Valentino Rossi may have been relieved to score a fifth place finish in a dramatic MotoGP outing at Jerez, but the Italian issued a sobering assessment of Yamaha’s current level and questioned the factory’s testing plans in the coming days.

The 39-year old was pragmatic enough to acknowledge he would have finished the race in eighth had it not been for the spectacular collision that took out podium contenders Jorge Lorenzo, Andrea Dovizioso and Dani Pedrosa on lap 18. A sobering admission - that this was Movistar Yamaha’s current level – then followed.

A lack of grip around the hot, slippery Andalusian venue was the factory Yamahas’ undoing all weekend, with neither Rossi nor team-mate Maverick Viñales unable to find a way to combat severe traction issues - a frustratingly familiar story, which the Italian once again felt was down to the M1’s electronics set-up not being up to scratch.

“So at the end to arrive in the fifth position after my speed in the winter, it's positive, I'm happy,” said Rossi. “But this is not good news, to be happy after a race like this. But our technical situation now is like this. It's also true that it depends on the track, because at some tracks we suffer more, in some tracks we suffer less.

“But for me, it's very clear what we have to do on the bike, and it's true that we need time, but Yamaha have to do an effort to try to shorten the time.

"Because if not, we need another season. So I hope that Yamaha give to us the maximum support to be competitive, because like this, sincerely, today, for me, my race was good, I have good pace, but without the incident in front, I arrive eighth.

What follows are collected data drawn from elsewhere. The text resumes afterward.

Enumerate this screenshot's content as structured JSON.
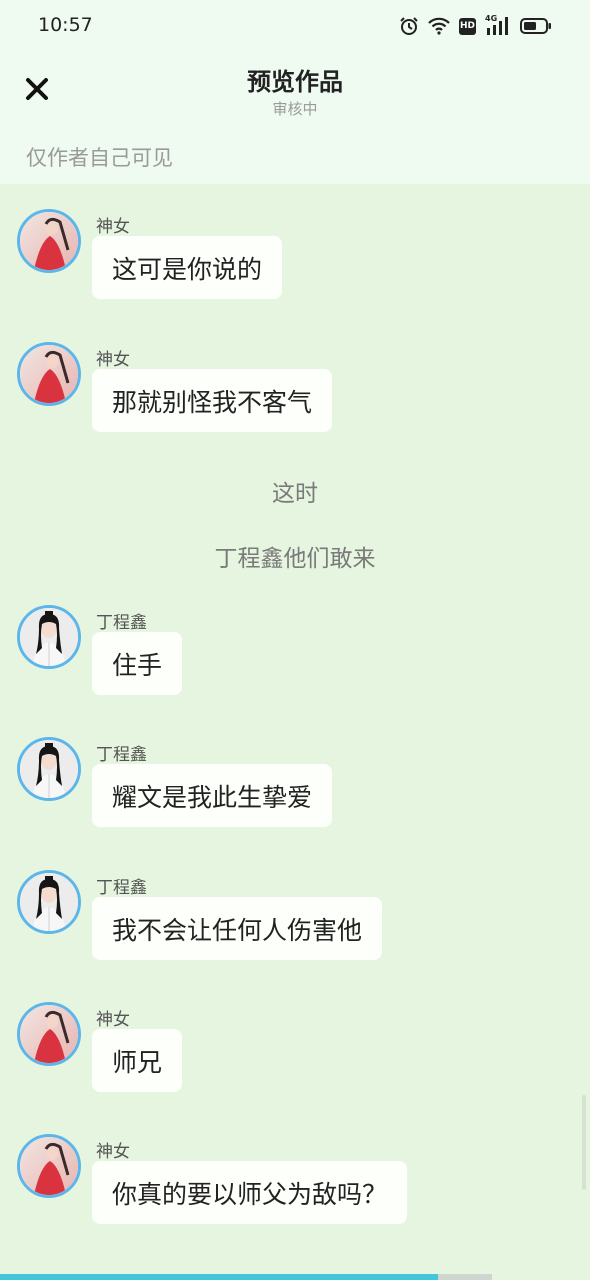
{
  "status_bar": {
    "time": "10:57",
    "icons": [
      "alarm-icon",
      "wifi-icon",
      "hd-icon",
      "4g-signal-icon",
      "battery-icon"
    ],
    "hd_label": "HD",
    "net_label": "4G"
  },
  "header": {
    "close_icon": "close-icon",
    "title": "预览作品",
    "subtitle": "审核中"
  },
  "visibility_note": "仅作者自己可见",
  "messages": [
    {
      "sender": "神女",
      "text": "这可是你说的"
    },
    {
      "sender": "神女",
      "text": "那就别怪我不客气"
    },
    {
      "narration": "这时"
    },
    {
      "narration": "丁程鑫他们敢来"
    },
    {
      "sender": "丁程鑫",
      "text": "住手"
    },
    {
      "sender": "丁程鑫",
      "text": "耀文是我此生挚爱"
    },
    {
      "sender": "丁程鑫",
      "text": "我不会让任何人伤害他"
    },
    {
      "sender": "神女",
      "text": "师兄"
    },
    {
      "sender": "神女",
      "text": "你真的要以师父为敌吗？"
    }
  ],
  "read_progress": 0.89,
  "colors": {
    "background": "#e6f5df",
    "header_bg": "#effaf0",
    "bubble": "#fcfffa",
    "avatar_ring": "#5cb6ea",
    "progress": "#43c6d8"
  }
}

“This track is a track where we suffer. It's true also that I was a lot, lot faster than last year. Last year I lost 38 seconds, today I lost 8 seconds. But anyway, I am P8 without the crash [ahead] and now this is our level.”

CrashTV: 

Yamaha will stay on to test at Jerez on Monday, with Rossi revealing the factory has brought plenty of new components to test. This, however, is not what is needed, he said, with ‘75%’ of the M1’s current issues stemming from the electronics.

“For me personally, it's a little bit mechanical parts, but it's mainly electronics. 25/75. Tomorrow will have some other mechanical parts, but we are working on the 25, when it's like you work on the tip of the iceberg, but after, under water, you have a lot more.

“It's a shame, because for me, from what I understand, for the rest our bike is good this year. But we need that. And I hope that Yamaha will give 100% to fix the problem as soon as possible.

“From what I understand, this is work that needs time. This is the bad news. But the good news is that anyway, you have to work on the black box. The problem is that you need to start, because from when you start, you need time.

"But if you don't start, the races, months, championships pass, and you still have the same problem.”